精肉市場創造2020:データで読み解く 人気の3畜種 ウィズコロナ時代における内食のニューノーマルとは
レシピ数331万品以上、月間利用者数5800万人を数えるクックパッドには、日々たくさんの検索・アクセスログデータが蓄積されている。食材やメニュー名に限らず興味のある「コト」の検索も多く、年間約12万語以上のキーワードが検索されている。そんな中でも3畜種は常に人気食材上位にランクインしており、19年度の年間検索キーワードランキングでは「豚」は2位で、「鶏」は10位、「牛肉」は39位となっている。今回はこれら3畜種に関する検索ワードから、どのような調理ニーズや肉料理のトレンドが存在しているのか分析してみたい。
たべみる by cookpad
たべみるはクックパッド株式会社が提供する、食の検索データ分析サービス。
【クックパッド】
クックパッドは、1998年3月にサービスを開始した日本最大の料理レシピ投稿・検索サービス。月次利用者数は約5800万人、20~40代女性がとくに多く利用している。

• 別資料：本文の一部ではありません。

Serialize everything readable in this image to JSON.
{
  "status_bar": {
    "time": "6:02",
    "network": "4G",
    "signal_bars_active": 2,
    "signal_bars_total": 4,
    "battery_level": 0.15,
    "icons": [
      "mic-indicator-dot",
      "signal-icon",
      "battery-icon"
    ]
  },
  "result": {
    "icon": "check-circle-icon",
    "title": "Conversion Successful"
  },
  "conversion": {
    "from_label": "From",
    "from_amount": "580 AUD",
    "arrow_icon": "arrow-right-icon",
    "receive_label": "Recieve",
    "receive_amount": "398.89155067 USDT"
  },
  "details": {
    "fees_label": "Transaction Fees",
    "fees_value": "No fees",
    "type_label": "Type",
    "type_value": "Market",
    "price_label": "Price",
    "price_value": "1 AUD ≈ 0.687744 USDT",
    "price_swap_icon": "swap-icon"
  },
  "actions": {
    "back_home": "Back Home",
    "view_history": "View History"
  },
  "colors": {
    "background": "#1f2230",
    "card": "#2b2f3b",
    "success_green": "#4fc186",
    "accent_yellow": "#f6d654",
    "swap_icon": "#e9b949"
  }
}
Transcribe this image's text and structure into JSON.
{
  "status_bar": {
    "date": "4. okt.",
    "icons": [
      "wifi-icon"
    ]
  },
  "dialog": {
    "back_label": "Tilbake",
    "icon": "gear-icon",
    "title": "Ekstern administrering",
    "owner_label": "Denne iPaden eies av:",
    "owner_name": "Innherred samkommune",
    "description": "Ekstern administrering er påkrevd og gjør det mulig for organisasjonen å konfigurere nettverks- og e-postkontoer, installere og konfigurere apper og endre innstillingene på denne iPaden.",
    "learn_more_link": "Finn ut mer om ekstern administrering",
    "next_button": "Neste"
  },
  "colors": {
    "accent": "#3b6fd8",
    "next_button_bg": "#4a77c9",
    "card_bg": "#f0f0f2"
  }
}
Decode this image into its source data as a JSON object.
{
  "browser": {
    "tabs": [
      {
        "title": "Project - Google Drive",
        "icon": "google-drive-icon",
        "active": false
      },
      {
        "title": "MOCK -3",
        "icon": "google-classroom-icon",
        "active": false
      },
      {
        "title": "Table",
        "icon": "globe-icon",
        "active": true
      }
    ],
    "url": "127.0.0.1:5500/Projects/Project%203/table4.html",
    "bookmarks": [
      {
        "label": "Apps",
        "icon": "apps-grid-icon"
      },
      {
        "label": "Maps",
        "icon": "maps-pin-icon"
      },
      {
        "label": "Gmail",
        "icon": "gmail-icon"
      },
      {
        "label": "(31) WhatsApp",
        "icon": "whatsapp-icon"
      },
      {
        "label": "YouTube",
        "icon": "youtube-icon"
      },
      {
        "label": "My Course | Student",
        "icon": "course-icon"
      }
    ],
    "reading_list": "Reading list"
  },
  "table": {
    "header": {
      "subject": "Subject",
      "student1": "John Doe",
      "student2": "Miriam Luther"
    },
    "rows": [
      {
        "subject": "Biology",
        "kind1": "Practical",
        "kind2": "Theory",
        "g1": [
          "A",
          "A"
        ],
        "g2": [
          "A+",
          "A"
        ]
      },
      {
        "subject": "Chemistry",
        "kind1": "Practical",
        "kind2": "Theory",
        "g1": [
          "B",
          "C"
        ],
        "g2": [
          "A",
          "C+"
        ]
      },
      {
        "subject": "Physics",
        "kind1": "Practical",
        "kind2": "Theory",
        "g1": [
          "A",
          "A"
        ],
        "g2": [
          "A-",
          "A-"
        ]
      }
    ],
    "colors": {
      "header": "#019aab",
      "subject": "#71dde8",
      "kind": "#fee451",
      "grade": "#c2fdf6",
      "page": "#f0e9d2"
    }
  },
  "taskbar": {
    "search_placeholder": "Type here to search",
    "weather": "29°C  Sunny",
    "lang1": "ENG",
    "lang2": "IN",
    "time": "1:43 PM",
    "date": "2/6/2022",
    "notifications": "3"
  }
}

ますます浸透する「下味冷凍」 人気食材は定番の「鶏むね肉」
肉の調理法において昨今注目されているのが、「下味冷凍」である。これは、肉を冷凍保存する段階であらかじめ調味料や野菜を入れてパッキングする調理法で、調味料の効果で肉に味が染み柔らかくなることも期待できる。また冷蔵の「つくりおき」より保存期間が長いのも、浸透が広がる理由だろう。また食べる際は解凍し、食べる直前に焼くだけでいいので時短にもなると支持されている。
「下味冷凍」との組み合わせで最も多く検索されている食材は「鶏むね肉」である。カレーとヨーグルトを合わせてつくる「タンドリーチキン」や、醤油や味噌などを合わせる「山賊焼き」など、味付けのレパートリーもさまざまだ。「鶏むね肉」は以前から手頃な価格で愛されてきたが、近年はヘルシーさも注目され、検索頻度(以降、SI値という(*1))は経年で伸長している。このように人気が高まっている「鶏むね肉」だが、引き続き人気食材として成長していくことだろう。
「調味料名+炒め」での検索数が増加
3畜種の検索頻度は2020年5月以降において上昇し続けている。豚肉ではとくに「豚バラ」や「豚こま切れ肉」の検索頻度が高い。手頃な価格でアレンジもしやすいため、世代を問わず支持されていると考えられる。
さらに、これらの部位は「炒めもの」と一緒に組み合わせて検索されており、「調味料名+炒め」の造語でのメニュー名のSI値が急上昇している。たとえば、「マヨネーズ炒め」の20年のSI値は前年対比(*2)で192%、「ポン酢炒め(119%)」、「オイスター炒め(239%)」「カレー炒め(119%)」なども堅調に上昇している。これらキーワードは30~40代の女性の割合が高く、肉以外の食材に決まりはなく、調理としてのバリエーションの多さと味付けの簡便性が調理者から喜ばれているポイントと考えられる。
豚肉はブロックでも。内食需要拡大によりメニューバリエーション変化
一方で、ブロック肉に関連したメニューの検索頻度も上昇している。20年のSI値が前年対比(*2)で顕著に上昇しているキーワードには、「紅茶煮豚(270%)」「チャーシュー(114%)」「ポッサム(160%)」などがある。いずれも調理に手間も時間もかかるメニューだが、コロナ禍での外出自粛にともない、家庭内での時間が増え、料理に時間をかけられるようになったことから本格的な料理レシピの検索頻度が上昇していると考えられる。
新型コロナウイルスにより内食需要が高まり、時間に追われながらの調理や、自身の食事のための節約ではなく、料理を提供する相手が自宅に常にいることや自宅での時間が長いことで「いつもとは違う調理」をもとめてレシピを検索する傾向にあるといえるだろう。